Overall, the future looks bright for TSMC. Not being able to meet demand is one of the best problems you can have as a company, and its technology lead over its chip-making competitors like Intel is massive. TSMC is essentially one generation ahead, which means it’s unlikely to lose its market dominance, especially when it invests so heavily. 

And the market is growing fast. Chips are found in every product nowadays from cars to home appliances, and several futuristic industries will require even stronger processing power. Think of artificial intelligence, data centers, cloud computing, genetic sequencing, or autonomous cars. 


Having said all this, there are two key risks. The first is valuation. It might be a great company in a growing industry without any real competition, but much of that is reflected in the price already. 

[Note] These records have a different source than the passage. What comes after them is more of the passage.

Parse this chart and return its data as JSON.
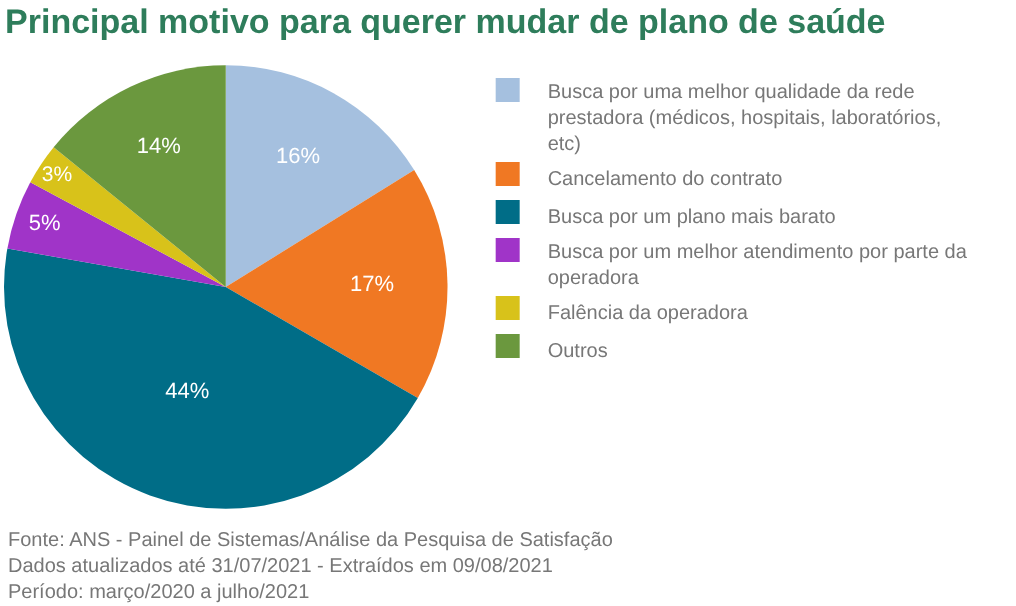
{
  "chart_data": {
    "type": "pie",
    "title": "Principal motivo para querer mudar de plano de saúde",
    "categories": [
      "Busca por uma melhor qualidade da rede prestadora (médicos, hospitais, laboratórios, etc)",
      "Cancelamento do contrato",
      "Busca por um plano mais barato",
      "Busca por um melhor atendimento por parte da operadora",
      "Falência da operadora",
      "Outros"
    ],
    "values": [
      16,
      17,
      44,
      5,
      3,
      14
    ],
    "value_labels": [
      "16%",
      "17%",
      "44%",
      "5%",
      "3%",
      "14%"
    ],
    "colors": [
      "#a5c0df",
      "#f07823",
      "#006d87",
      "#a034c8",
      "#d8c21a",
      "#6b983e"
    ],
    "legend": "right",
    "annotations": [
      "Fonte: ANS - Painel de Sistemas/Análise da Pesquisa de Satisfação",
      "Dados atualizados até 31/07/2021 - Extraídos em 09/08/2021",
      "Período: março/2020 a julho/2021"
    ]
  }
}
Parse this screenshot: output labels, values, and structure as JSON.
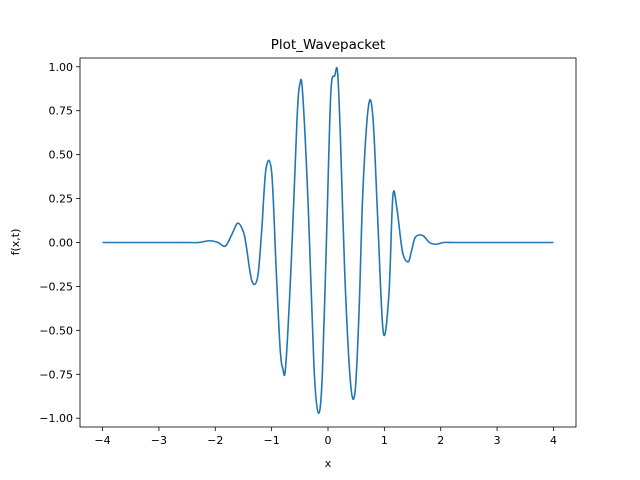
{
  "chart_data": {
    "type": "line",
    "title": "Plot_Wavepacket",
    "xlabel": "x",
    "ylabel": "f(x,t)",
    "xlim": [
      -4.4,
      4.4
    ],
    "ylim": [
      -1.05,
      1.05
    ],
    "xticks": [
      -4,
      -3,
      -2,
      -1,
      0,
      1,
      2,
      3,
      4
    ],
    "xtick_labels": [
      "−4",
      "−3",
      "−2",
      "−1",
      "0",
      "1",
      "2",
      "3",
      "4"
    ],
    "yticks": [
      -1.0,
      -0.75,
      -0.5,
      -0.25,
      0.0,
      0.25,
      0.5,
      0.75,
      1.0
    ],
    "ytick_labels": [
      "−1.00",
      "−0.75",
      "−0.50",
      "−0.25",
      "0.00",
      "0.25",
      "0.50",
      "0.75",
      "1.00"
    ],
    "grid": false,
    "series": [
      {
        "color": "#1f77b4",
        "x": [
          -4.0,
          -2.5,
          -2.3,
          -2.1,
          -1.95,
          -1.82,
          -1.7,
          -1.6,
          -1.5,
          -1.45,
          -1.35,
          -1.25,
          -1.18,
          -1.1,
          -1.0,
          -0.92,
          -0.85,
          -0.8,
          -0.75,
          -0.65,
          -0.55,
          -0.5,
          -0.45,
          -0.35,
          -0.25,
          -0.17,
          -0.1,
          -0.02,
          0.05,
          0.12,
          0.17,
          0.22,
          0.3,
          0.4,
          0.48,
          0.55,
          0.62,
          0.72,
          0.8,
          0.88,
          0.98,
          1.08,
          1.15,
          1.22,
          1.32,
          1.42,
          1.48,
          1.55,
          1.68,
          1.8,
          1.92,
          2.05,
          2.2,
          2.35,
          2.5,
          2.7,
          3.0,
          4.0
        ],
        "y": [
          0.0,
          0.0,
          0.0,
          0.01,
          0.0,
          -0.02,
          0.05,
          0.11,
          0.06,
          -0.02,
          -0.22,
          -0.2,
          0.05,
          0.42,
          0.4,
          -0.15,
          -0.6,
          -0.72,
          -0.7,
          -0.1,
          0.7,
          0.9,
          0.85,
          0.2,
          -0.7,
          -0.97,
          -0.75,
          0.1,
          0.85,
          0.95,
          0.97,
          0.6,
          -0.2,
          -0.8,
          -0.85,
          -0.4,
          0.3,
          0.78,
          0.7,
          0.15,
          -0.51,
          -0.3,
          0.26,
          0.2,
          -0.05,
          -0.11,
          -0.05,
          0.03,
          0.04,
          0.0,
          -0.01,
          0.0,
          0.0,
          0.0,
          0.0,
          0.0,
          0.0,
          0.0
        ]
      }
    ]
  }
}
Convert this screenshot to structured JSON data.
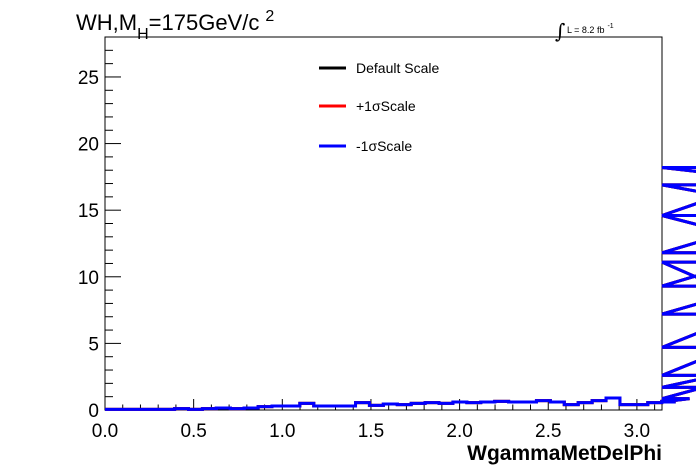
{
  "title": {
    "main": "WH,M",
    "sub": "H",
    "mass": "=175GeV/c",
    "sup": "2"
  },
  "luminosity": {
    "symbol": "∫",
    "text": "L = 8.2 fb",
    "sup": "-1"
  },
  "chart_data": {
    "type": "line",
    "xlabel": "WgammaMetDelPhi",
    "ylabel": "",
    "xlim": [
      0,
      3.1416
    ],
    "ylim": [
      0,
      28
    ],
    "x_ticks": [
      "0.0",
      "0.5",
      "1.0",
      "1.5",
      "2.0",
      "2.5",
      "3.0"
    ],
    "y_ticks": [
      "0",
      "5",
      "10",
      "15",
      "20",
      "25"
    ],
    "legend_position": "top-center",
    "bin_width": 0.0785,
    "series": [
      {
        "name": "Default Scale",
        "color": "#000000",
        "values": [
          0.05,
          0.05,
          0.05,
          0.05,
          0.05,
          0.1,
          0.05,
          0.1,
          0.15,
          0.1,
          0.15,
          0.25,
          0.3,
          0.3,
          0.5,
          0.3,
          0.3,
          0.3,
          0.55,
          0.35,
          0.45,
          0.4,
          0.5,
          0.55,
          0.5,
          0.6,
          0.55,
          0.6,
          0.65,
          0.6,
          0.6,
          0.7,
          0.6,
          0.4,
          0.55,
          0.7,
          0.9,
          0.4,
          0.4,
          0.55,
          0.65,
          0.6,
          0.85,
          1.7,
          2.6,
          4.7,
          7.2,
          9.3,
          11.8,
          14.6,
          18.2,
          16.9,
          14.6,
          11.1,
          4.7
        ]
      },
      {
        "name": "+1σScale",
        "color": "#ff0000",
        "values": [
          0.05,
          0.05,
          0.05,
          0.05,
          0.05,
          0.1,
          0.05,
          0.1,
          0.15,
          0.1,
          0.15,
          0.25,
          0.3,
          0.3,
          0.5,
          0.3,
          0.3,
          0.3,
          0.55,
          0.35,
          0.45,
          0.4,
          0.5,
          0.55,
          0.5,
          0.6,
          0.55,
          0.6,
          0.65,
          0.6,
          0.6,
          0.7,
          0.6,
          0.4,
          0.55,
          0.7,
          0.9,
          0.4,
          0.4,
          0.55,
          0.65,
          0.6,
          0.85,
          1.7,
          2.6,
          4.7,
          7.2,
          9.3,
          11.8,
          14.6,
          18.2,
          16.9,
          14.6,
          11.1,
          4.7
        ]
      },
      {
        "name": "-1σScale",
        "color": "#0000ff",
        "values": [
          0.05,
          0.05,
          0.05,
          0.05,
          0.05,
          0.1,
          0.05,
          0.1,
          0.15,
          0.1,
          0.15,
          0.25,
          0.3,
          0.3,
          0.5,
          0.3,
          0.3,
          0.3,
          0.55,
          0.35,
          0.45,
          0.4,
          0.5,
          0.55,
          0.5,
          0.6,
          0.55,
          0.6,
          0.65,
          0.6,
          0.6,
          0.7,
          0.6,
          0.4,
          0.55,
          0.7,
          0.9,
          0.4,
          0.4,
          0.55,
          0.65,
          0.6,
          0.85,
          1.7,
          2.6,
          4.7,
          7.2,
          9.3,
          11.8,
          14.6,
          18.2,
          16.9,
          14.6,
          11.1,
          4.7
        ]
      }
    ]
  }
}
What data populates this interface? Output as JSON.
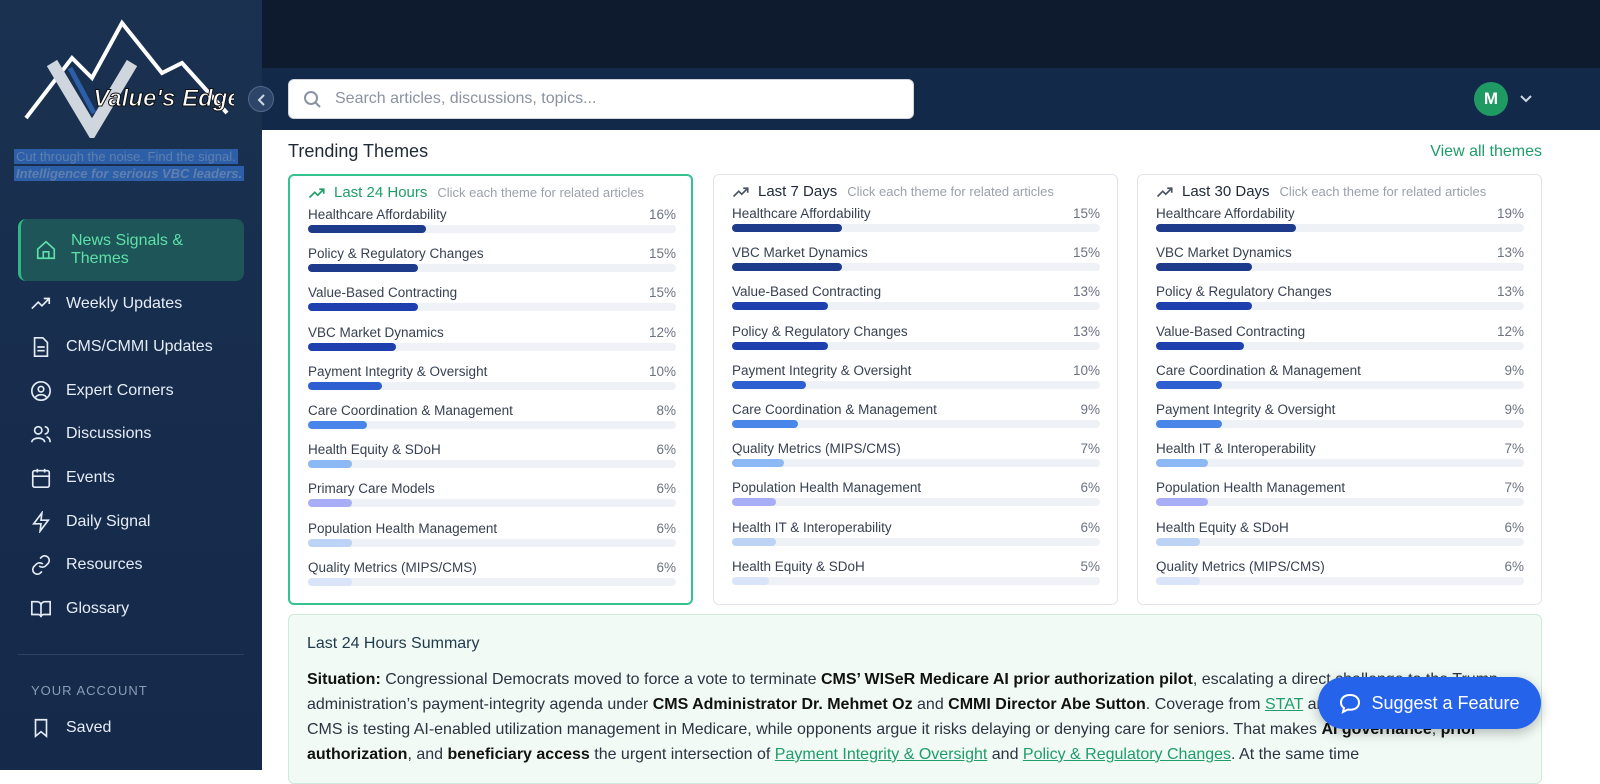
{
  "brand": {
    "logo_text": "Value's Edge",
    "tagline": "Cut through the noise. Find the signal.",
    "subtagline": "Intelligence for serious VBC leaders."
  },
  "nav": {
    "items": [
      "News Signals & Themes",
      "Weekly Updates",
      "CMS/CMMI Updates",
      "Expert Corners",
      "Discussions",
      "Events",
      "Daily Signal",
      "Resources",
      "Glossary"
    ],
    "account_heading": "YOUR ACCOUNT",
    "account_items": [
      "Saved"
    ]
  },
  "header": {
    "search_placeholder": "Search articles, discussions, topics...",
    "avatar": "M"
  },
  "themes": {
    "title": "Trending Themes",
    "view_all": "View all themes",
    "periods": [
      {
        "title": "Last 24 Hours",
        "hint": "Click each theme for related articles",
        "items": [
          {
            "name": "Healthcare Affordability",
            "share": 16,
            "share_label": "16%"
          },
          {
            "name": "Policy & Regulatory Changes",
            "share": 15,
            "share_label": "15%"
          },
          {
            "name": "Value-Based Contracting",
            "share": 15,
            "share_label": "15%"
          },
          {
            "name": "VBC Market Dynamics",
            "share": 12,
            "share_label": "12%"
          },
          {
            "name": "Payment Integrity & Oversight",
            "share": 10,
            "share_label": "10%"
          },
          {
            "name": "Care Coordination & Management",
            "share": 8,
            "share_label": "8%"
          },
          {
            "name": "Health Equity & SDoH",
            "share": 6,
            "share_label": "6%"
          },
          {
            "name": "Primary Care Models",
            "share": 6,
            "share_label": "6%"
          },
          {
            "name": "Population Health Management",
            "share": 6,
            "share_label": "6%"
          },
          {
            "name": "Quality Metrics (MIPS/CMS)",
            "share": 6,
            "share_label": "6%"
          }
        ]
      },
      {
        "title": "Last 7 Days",
        "hint": "Click each theme for related articles",
        "items": [
          {
            "name": "Healthcare Affordability",
            "share": 15,
            "share_label": "15%"
          },
          {
            "name": "VBC Market Dynamics",
            "share": 15,
            "share_label": "15%"
          },
          {
            "name": "Value-Based Contracting",
            "share": 13,
            "share_label": "13%"
          },
          {
            "name": "Policy & Regulatory Changes",
            "share": 13,
            "share_label": "13%"
          },
          {
            "name": "Payment Integrity & Oversight",
            "share": 10,
            "share_label": "10%"
          },
          {
            "name": "Care Coordination & Management",
            "share": 9,
            "share_label": "9%"
          },
          {
            "name": "Quality Metrics (MIPS/CMS)",
            "share": 7,
            "share_label": "7%"
          },
          {
            "name": "Population Health Management",
            "share": 6,
            "share_label": "6%"
          },
          {
            "name": "Health IT & Interoperability",
            "share": 6,
            "share_label": "6%"
          },
          {
            "name": "Health Equity & SDoH",
            "share": 5,
            "share_label": "5%"
          }
        ]
      },
      {
        "title": "Last 30 Days",
        "hint": "Click each theme for related articles",
        "items": [
          {
            "name": "Healthcare Affordability",
            "share": 19,
            "share_label": "19%"
          },
          {
            "name": "VBC Market Dynamics",
            "share": 13,
            "share_label": "13%"
          },
          {
            "name": "Policy & Regulatory Changes",
            "share": 13,
            "share_label": "13%"
          },
          {
            "name": "Value-Based Contracting",
            "share": 12,
            "share_label": "12%"
          },
          {
            "name": "Care Coordination & Management",
            "share": 9,
            "share_label": "9%"
          },
          {
            "name": "Payment Integrity & Oversight",
            "share": 9,
            "share_label": "9%"
          },
          {
            "name": "Health IT & Interoperability",
            "share": 7,
            "share_label": "7%"
          },
          {
            "name": "Population Health Management",
            "share": 7,
            "share_label": "7%"
          },
          {
            "name": "Health Equity & SDoH",
            "share": 6,
            "share_label": "6%"
          },
          {
            "name": "Quality Metrics (MIPS/CMS)",
            "share": 6,
            "share_label": "6%"
          }
        ]
      }
    ]
  },
  "summary": {
    "title": "Last 24 Hours Summary",
    "segments": [
      {
        "text": "Situation:",
        "style": "bold"
      },
      {
        "text": " Congressional Democrats moved to force a vote to terminate "
      },
      {
        "text": "CMS’ WISeR Medicare AI prior authorization pilot",
        "style": "bold"
      },
      {
        "text": ", escalating a direct challenge to the Trump administration’s payment-integrity agenda under "
      },
      {
        "text": "CMS Administrator Dr. Mehmet Oz",
        "style": "bold"
      },
      {
        "text": " and "
      },
      {
        "text": "CMMI Director Abe Sutton",
        "style": "bold"
      },
      {
        "text": ". Coverage from "
      },
      {
        "text": "STAT",
        "style": "link"
      },
      {
        "text": " and WISeR as a flashpoint: CMS is testing AI-enabled utilization management in Medicare, while opponents argue it risks delaying or denying care for seniors. That makes "
      },
      {
        "text": "AI governance",
        "style": "bold"
      },
      {
        "text": ", "
      },
      {
        "text": "prior authorization",
        "style": "bold"
      },
      {
        "text": ", and "
      },
      {
        "text": "beneficiary access",
        "style": "bold"
      },
      {
        "text": " the urgent intersection of "
      },
      {
        "text": "Payment Integrity & Oversight",
        "style": "link"
      },
      {
        "text": " and "
      },
      {
        "text": "Policy & Regulatory Changes",
        "style": "link"
      },
      {
        "text": ". At the same time"
      }
    ]
  },
  "feature_button": "Suggest a Feature"
}
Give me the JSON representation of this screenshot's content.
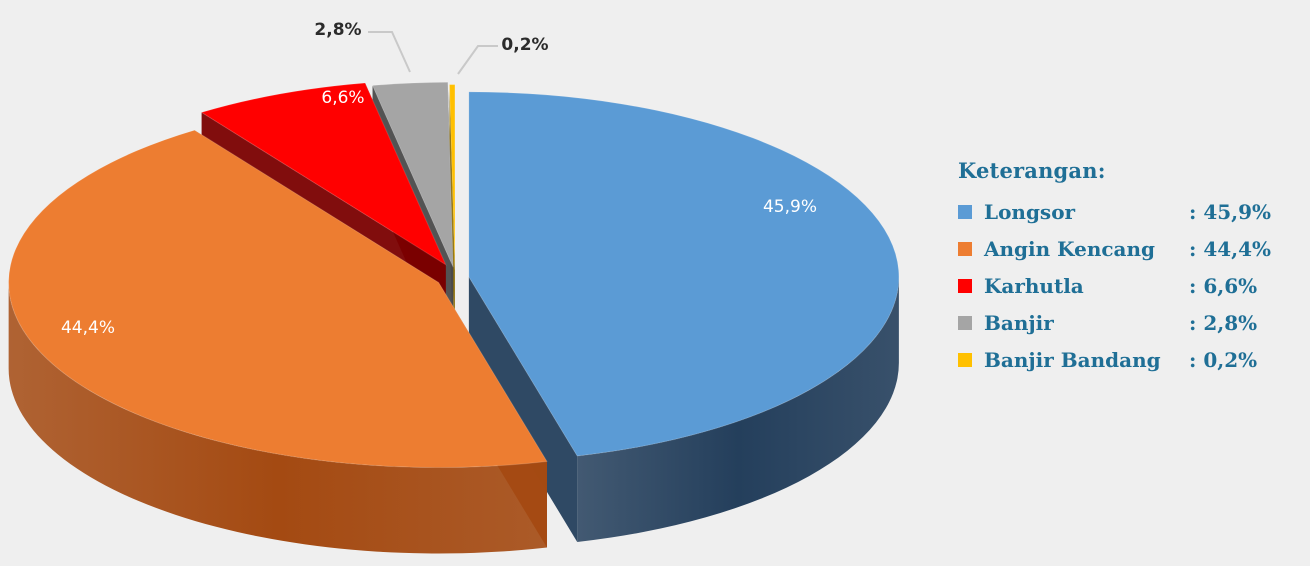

The stock is currently trading at 28.7x forward earnings and 9.9x forward sales, both of which are expensive for a mature company. This means that investors expect stellar growth moving forward, which is a double-edged sword as any piece of bad news could spark a nasty correction. 

That piece of bad news could be geopolitical. Tensions between Taiwan and China are high and rising, with Beijing being adamant that Taiwan is a rogue province and that it retains the right to use military force if needed to carry out a reunification. Military tensions in the region have escalated dramatically lately. 

While markets have ignored this so far, it is probably the biggest tail risk for TSMC. It is a low-probability but high-impact event, which makes it very difficult to price. And yet the stock doesn’t trade at a discount. 

Markets seem dazzled by the rosy growth prospects and are willing to take that chance. Even so, prudent investors should keep a close eye on the geopolitical arena.